Part of what made the day so successful for me was the combination of new and familiar faces arrayed around the room. Gamze, for example, has actually been connected to the play for a while, having worked on it over several months earlier this year at The Theatre Project in New York. Cody and Kate are both actors whose work I have come to admire deeply, and Cody has actually appeared in a short film I wrote for Centerstage in Baltimore. At the same time, Fajer, Claire, and Zolan have infused the room with new energy and new questions, which is essential for a serious re-examination of a piece of work that’s been long in development.
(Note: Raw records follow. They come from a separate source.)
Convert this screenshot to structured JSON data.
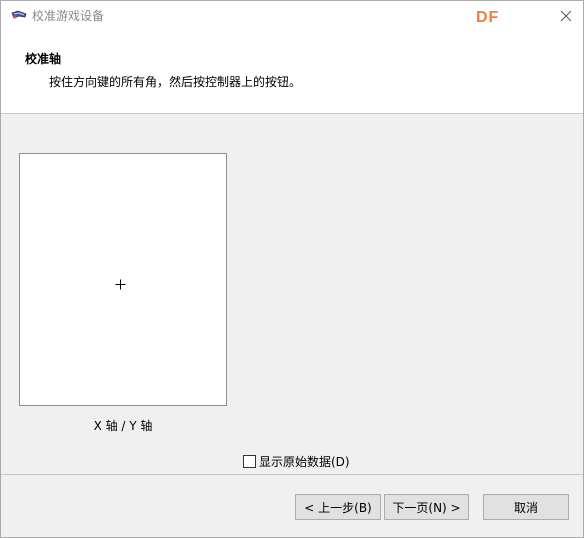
{
  "window": {
    "title": "校准游戏设备",
    "badge": "DF"
  },
  "header": {
    "title": "校准轴",
    "instruction": "按住方向键的所有角，然后按控制器上的按钮。"
  },
  "calibration": {
    "axis_label": "X 轴 / Y 轴"
  },
  "options": {
    "raw_data_label": "显示原始数据(D)",
    "raw_data_checked": false
  },
  "buttons": {
    "back_label": "< 上一步(B)",
    "next_label": "下一页(N) >",
    "cancel_label": "取消"
  },
  "icons": {
    "app": "game-controller-icon",
    "close": "close-icon",
    "crosshair": "crosshair-icon"
  },
  "colors": {
    "badge": "#f07f3c",
    "dialog_bg": "#f0f0f0",
    "header_bg": "#ffffff",
    "button_bg": "#e1e1e1"
  }
}
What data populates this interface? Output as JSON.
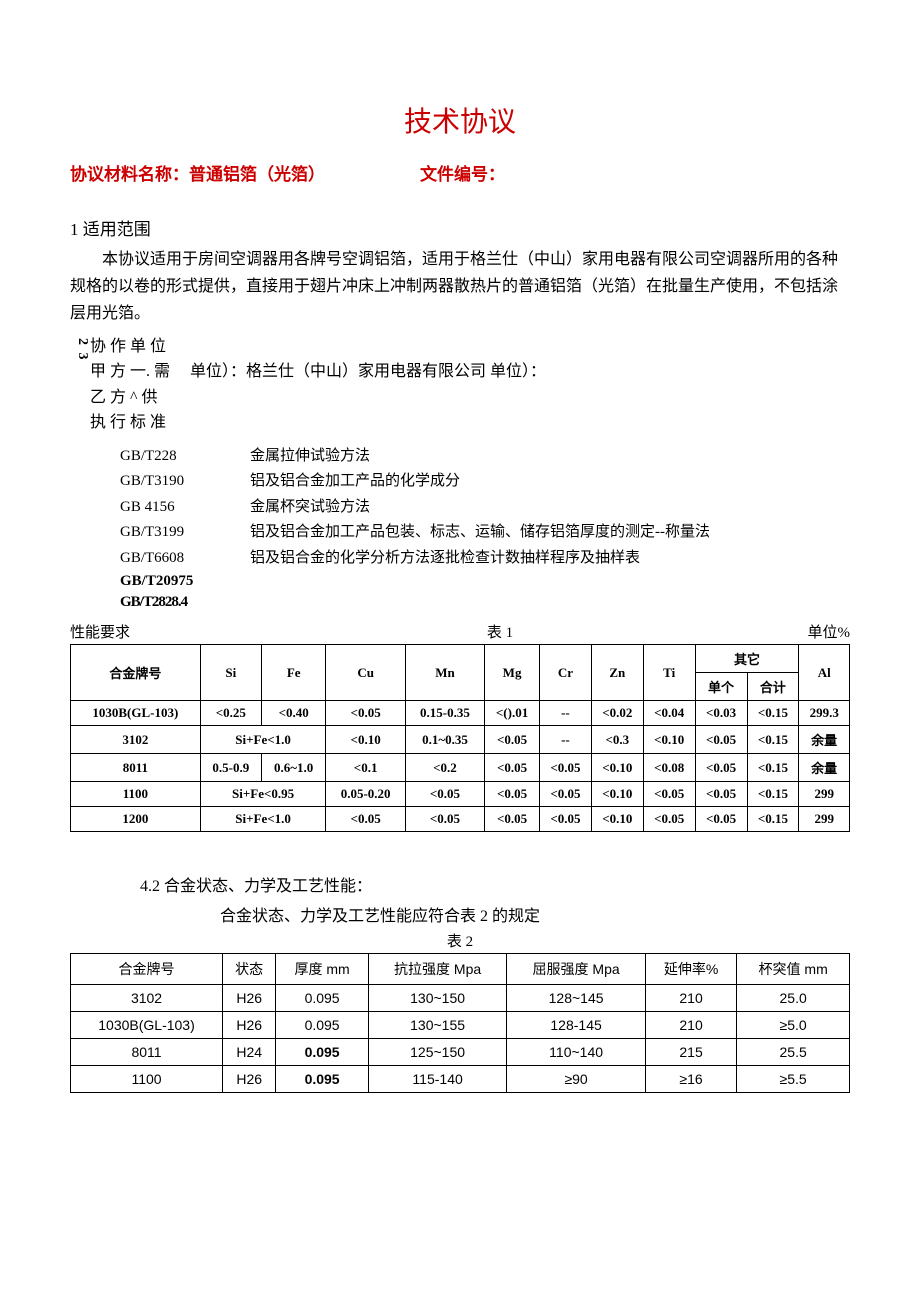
{
  "title": "技术协议",
  "header": {
    "left_label": "协议材料名称：",
    "left_value": "普通铝箔（光箔）",
    "right_label": "文件编号：",
    "right_value": ""
  },
  "sec1": {
    "heading": "1 适用范围",
    "para": "本协议适用于房间空调器用各牌号空调铝箔，适用于格兰仕（中山）家用电器有限公司空调器所用的各种规格的以卷的形式提供，直接用于翅片冲床上冲制两器散热片的普通铝箔（光箔）在批量生产使用，不包括涂层用光箔。"
  },
  "assoc": {
    "vnum": "2  3",
    "l1": "协 作 单 位",
    "l2a": "甲",
    "l2b": "方 一. 需",
    "l2c": "单位）：格兰仕（中山）家用电器有限公司 单位）：",
    "l3a": "乙",
    "l3b": "方 ^ 供",
    "l4a": "执",
    "l4b": "行 标 准"
  },
  "standards": [
    {
      "code": "GB/T228",
      "desc": "金属拉伸试验方法"
    },
    {
      "code": "GB/T3190",
      "desc": "铝及铝合金加工产品的化学成分"
    },
    {
      "code": "GB 4156",
      "desc": "金属杯突试验方法"
    },
    {
      "code": "GB/T3199",
      "desc": "铝及铝合金加工产品包装、标志、运输、储存铝箔厚度的测定--称量法"
    },
    {
      "code": "GB/T6608",
      "desc": "铝及铝合金的化学分析方法逐批检查计数抽样程序及抽样表"
    }
  ],
  "std_tail1": "GB/T20975",
  "std_tail2": "GB/T2828.4",
  "table1": {
    "title_left": "性能要求",
    "title_mid": "表 1",
    "title_right": "单位%",
    "headers": {
      "alloy": "合金牌号",
      "si": "Si",
      "fe": "Fe",
      "cu": "Cu",
      "mn": "Mn",
      "mg": "Mg",
      "cr": "Cr",
      "zn": "Zn",
      "ti": "Ti",
      "other": "其它",
      "other_single": "单个",
      "other_total": "合计",
      "al": "Al"
    },
    "chart_data": {
      "type": "table",
      "rows": [
        {
          "alloy": "1030B(GL-103)",
          "si": "<0.25",
          "fe": "<0.40",
          "cu": "<0.05",
          "mn": "0.15-0.35",
          "mg": "<().01",
          "cr": "--",
          "zn": "<0.02",
          "ti": "<0.04",
          "os": "<0.03",
          "ot": "<0.15",
          "al": "299.3"
        },
        {
          "alloy": "3102",
          "sife": "Si+Fe<1.0",
          "cu": "<0.10",
          "mn": "0.1~0.35",
          "mg": "<0.05",
          "cr": "--",
          "zn": "<0.3",
          "ti": "<0.10",
          "os": "<0.05",
          "ot": "<0.15",
          "al": "余量"
        },
        {
          "alloy": "8011",
          "si": "0.5-0.9",
          "fe": "0.6~1.0",
          "cu": "<0.1",
          "mn": "<0.2",
          "mg": "<0.05",
          "cr": "<0.05",
          "zn": "<0.10",
          "ti": "<0.08",
          "os": "<0.05",
          "ot": "<0.15",
          "al": "余量"
        },
        {
          "alloy": "1100",
          "sife": "Si+Fe<0.95",
          "cu": "0.05-0.20",
          "mn": "<0.05",
          "mg": "<0.05",
          "cr": "<0.05",
          "zn": "<0.10",
          "ti": "<0.05",
          "os": "<0.05",
          "ot": "<0.15",
          "al": "299"
        },
        {
          "alloy": "1200",
          "sife": "Si+Fe<1.0",
          "cu": "<0.05",
          "mn": "<0.05",
          "mg": "<0.05",
          "cr": "<0.05",
          "zn": "<0.10",
          "ti": "<0.05",
          "os": "<0.05",
          "ot": "<0.15",
          "al": "299"
        }
      ]
    }
  },
  "sec42": {
    "heading": "4.2 合金状态、力学及工艺性能：",
    "desc": "合金状态、力学及工艺性能应符合表 2 的规定",
    "caption": "表 2"
  },
  "table2": {
    "headers": {
      "alloy": "合金牌号",
      "state": "状态",
      "thick": "厚度 mm",
      "tensile": "抗拉强度 Mpa",
      "yield": "屈服强度 Mpa",
      "elong": "延伸率%",
      "cup": "杯突值 mm"
    },
    "chart_data": {
      "type": "table",
      "rows": [
        {
          "alloy": "3102",
          "state": "H26",
          "thick": "0.095",
          "tensile": "130~150",
          "yield": "128~145",
          "elong": "210",
          "cup": "25.0"
        },
        {
          "alloy": "1030B(GL-103)",
          "state": "H26",
          "thick": "0.095",
          "tensile": "130~155",
          "yield": "128-145",
          "elong": "210",
          "cup": "≥5.0"
        },
        {
          "alloy": "8011",
          "state": "H24",
          "thick": "0.095",
          "tensile": "125~150",
          "yield": "110~140",
          "elong": "215",
          "cup": "25.5"
        },
        {
          "alloy": "1100",
          "state": "H26",
          "thick": "0.095",
          "tensile": "115-140",
          "yield": "≥90",
          "elong": "≥16",
          "cup": "≥5.5"
        }
      ]
    }
  }
}
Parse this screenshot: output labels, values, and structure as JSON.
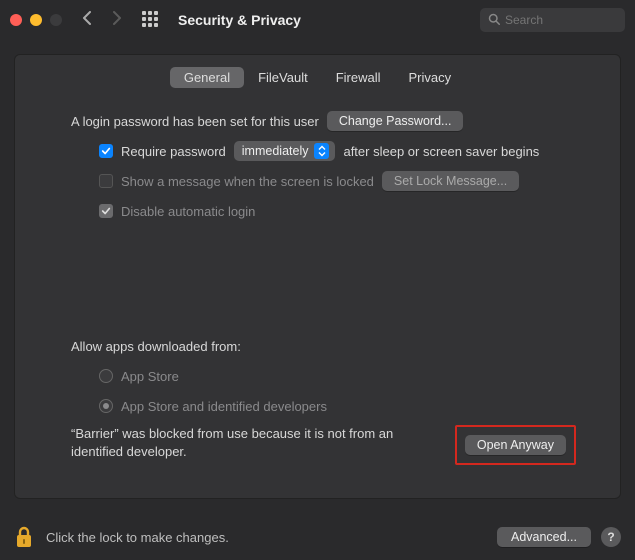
{
  "window": {
    "title": "Security & Privacy",
    "search_placeholder": "Search"
  },
  "tabs": [
    {
      "label": "General",
      "selected": true
    },
    {
      "label": "FileVault",
      "selected": false
    },
    {
      "label": "Firewall",
      "selected": false
    },
    {
      "label": "Privacy",
      "selected": false
    }
  ],
  "general": {
    "login_password_text": "A login password has been set for this user",
    "change_password_btn": "Change Password...",
    "require_password_label": "Require password",
    "require_password_delay": "immediately",
    "require_password_suffix": "after sleep or screen saver begins",
    "show_message_label": "Show a message when the screen is locked",
    "set_lock_message_btn": "Set Lock Message...",
    "disable_auto_login_label": "Disable automatic login",
    "allow_apps_header": "Allow apps downloaded from:",
    "radio_appstore": "App Store",
    "radio_appstore_dev": "App Store and identified developers",
    "blocked_message": "“Barrier” was blocked from use because it is not from an identified developer.",
    "open_anyway_btn": "Open Anyway"
  },
  "footer": {
    "lock_text": "Click the lock to make changes.",
    "advanced_btn": "Advanced...",
    "help": "?"
  }
}
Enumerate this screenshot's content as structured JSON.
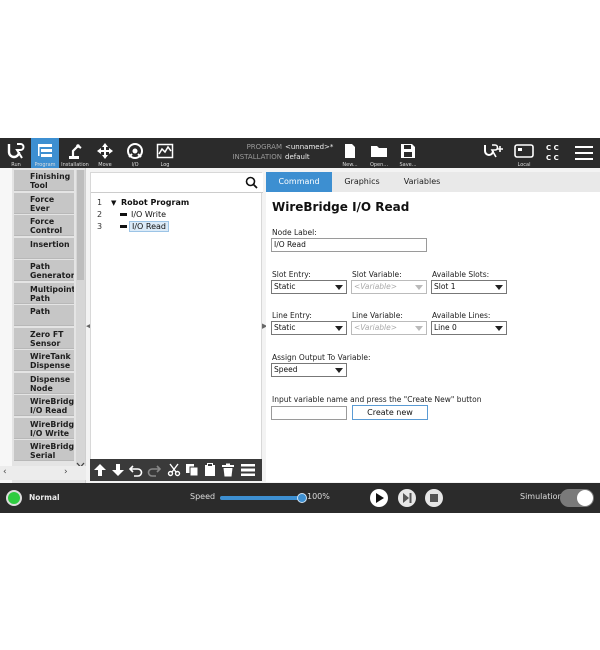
{
  "topbar": {
    "nav": [
      {
        "label": "Run",
        "icon": "ur-logo-icon"
      },
      {
        "label": "Program",
        "icon": "program-tree-icon"
      },
      {
        "label": "Installation",
        "icon": "robot-arm-icon"
      },
      {
        "label": "Move",
        "icon": "move-arrows-icon"
      },
      {
        "label": "I/O",
        "icon": "io-icon"
      },
      {
        "label": "Log",
        "icon": "log-chart-icon"
      }
    ],
    "program_key": "PROGRAM",
    "program_value": "<unnamed>*",
    "installation_key": "INSTALLATION",
    "installation_value": "default",
    "file_buttons": [
      {
        "label": "New...",
        "icon": "new-file-icon"
      },
      {
        "label": "Open...",
        "icon": "open-folder-icon"
      },
      {
        "label": "Save...",
        "icon": "save-icon"
      }
    ],
    "local_label": "Local",
    "cc_text": "C C\nC C"
  },
  "palette": {
    "items": [
      {
        "label": "Finishing Tool Contr"
      },
      {
        "label": "Force Ever"
      },
      {
        "label": "Force Control"
      },
      {
        "label": "Insertion"
      },
      {
        "label": "Path Generator"
      },
      {
        "label": "Multipoint Path"
      },
      {
        "label": "Path"
      },
      {
        "label": "Zero FT Sensor"
      },
      {
        "label": "WireTank Dispense"
      },
      {
        "label": "Dispense Node"
      },
      {
        "label": "WireBridge I/O Read"
      },
      {
        "label": "WireBridge I/O Write"
      },
      {
        "label": "WireBridge Serial"
      }
    ]
  },
  "tree": {
    "rows": [
      {
        "num": "1",
        "label": "Robot Program"
      },
      {
        "num": "2",
        "label": "I/O Write"
      },
      {
        "num": "3",
        "label": "I/O Read"
      }
    ]
  },
  "tabs": [
    "Command",
    "Graphics",
    "Variables"
  ],
  "command": {
    "title": "WireBridge I/O Read",
    "node_label_caption": "Node Label:",
    "node_label_value": "I/O Read",
    "slot_entry_caption": "Slot Entry:",
    "slot_entry_value": "Static",
    "slot_variable_caption": "Slot Variable:",
    "slot_variable_value": "<Variable>",
    "available_slots_caption": "Available Slots:",
    "available_slots_value": "Slot 1",
    "line_entry_caption": "Line Entry:",
    "line_entry_value": "Static",
    "line_variable_caption": "Line Variable:",
    "line_variable_value": "<Variable>",
    "available_lines_caption": "Available Lines:",
    "available_lines_value": "Line 0",
    "assign_caption": "Assign Output To Variable:",
    "assign_value": "Speed",
    "create_hint": "Input variable name and press the \"Create New\" button",
    "create_input_value": "",
    "create_button": "Create new"
  },
  "bottombar": {
    "status": "Normal",
    "speed_label": "Speed",
    "speed_value": "100%",
    "speed_fraction": 1.0,
    "simulation_label": "Simulation"
  },
  "colors": {
    "accent": "#3d8fd1",
    "topbar": "#2b2b2b",
    "status_green": "#2ecc40"
  }
}
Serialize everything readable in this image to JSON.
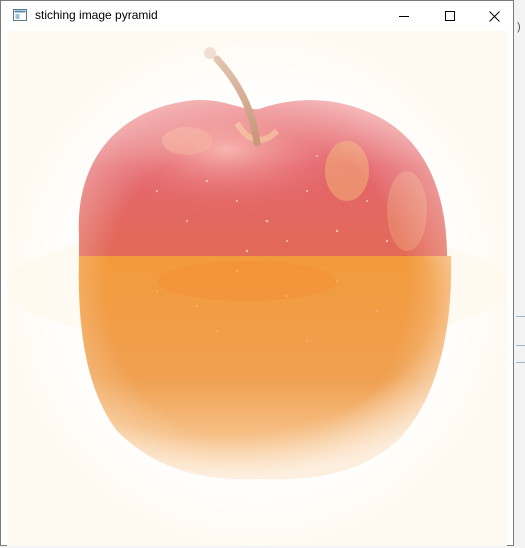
{
  "window": {
    "title": "stiching image pyramid",
    "icon": "window-app-icon",
    "controls": {
      "minimize": "minimize-icon",
      "maximize": "maximize-icon",
      "close": "close-icon"
    }
  },
  "content": {
    "image": "blended apple and orange image"
  },
  "background": {
    "fragment_text": ")"
  },
  "colors": {
    "apple_red": "#e0595f",
    "orange": "#f0953a",
    "stem": "#c9997a",
    "window_border": "#7a7a7a",
    "close_hover": "#e81123"
  }
}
The fact is, I’ve been working on THE BUTCHER for about seven years now. (Off and on.) It’s a complicated story, and it’s demanding incredible nuance for both me and the actors who’ve worked on it. The characters I’m engaged with are people who appear all too infrequently on our stages—an evangelical couple and an Iranian American family, in particular—and I’ve been putting a lot of pressure on myself to ensure that they get represented fairly and roundly, rather than as caricatures. (If art is going to serve as a mirror for society, then it really ought to work for all of us, don’t you think?) That means I need to continually question my assumptions, examine and re-examine every line of dialogue, and listen very carefully when my creative partners issue challenges about the authenticity of my work. Difficult stuff.
But rewarding, too. In working on this play yesterday, I sat around the table with earnest, thoughtful questioners willing to explore the great human questions with me: matters of faith, belief, doubt, sanity and insanity, violence and fear, family and marriage. How often do we get to discuss those things in an environment that’s welcoming and open, rather than abrasive and combative? This, for me, is the beauty of theater: both the creation of it, which we’re engaged in now, and the performance of it. Theater invites conversation and connection. It helps us empathize, encounter new ideas, and look both into and beyond ourselves at the same time. And I sincerely hope that anyone who comes to hear the reading of THE BUTCHER this weekend will take us up on the offer to do just that.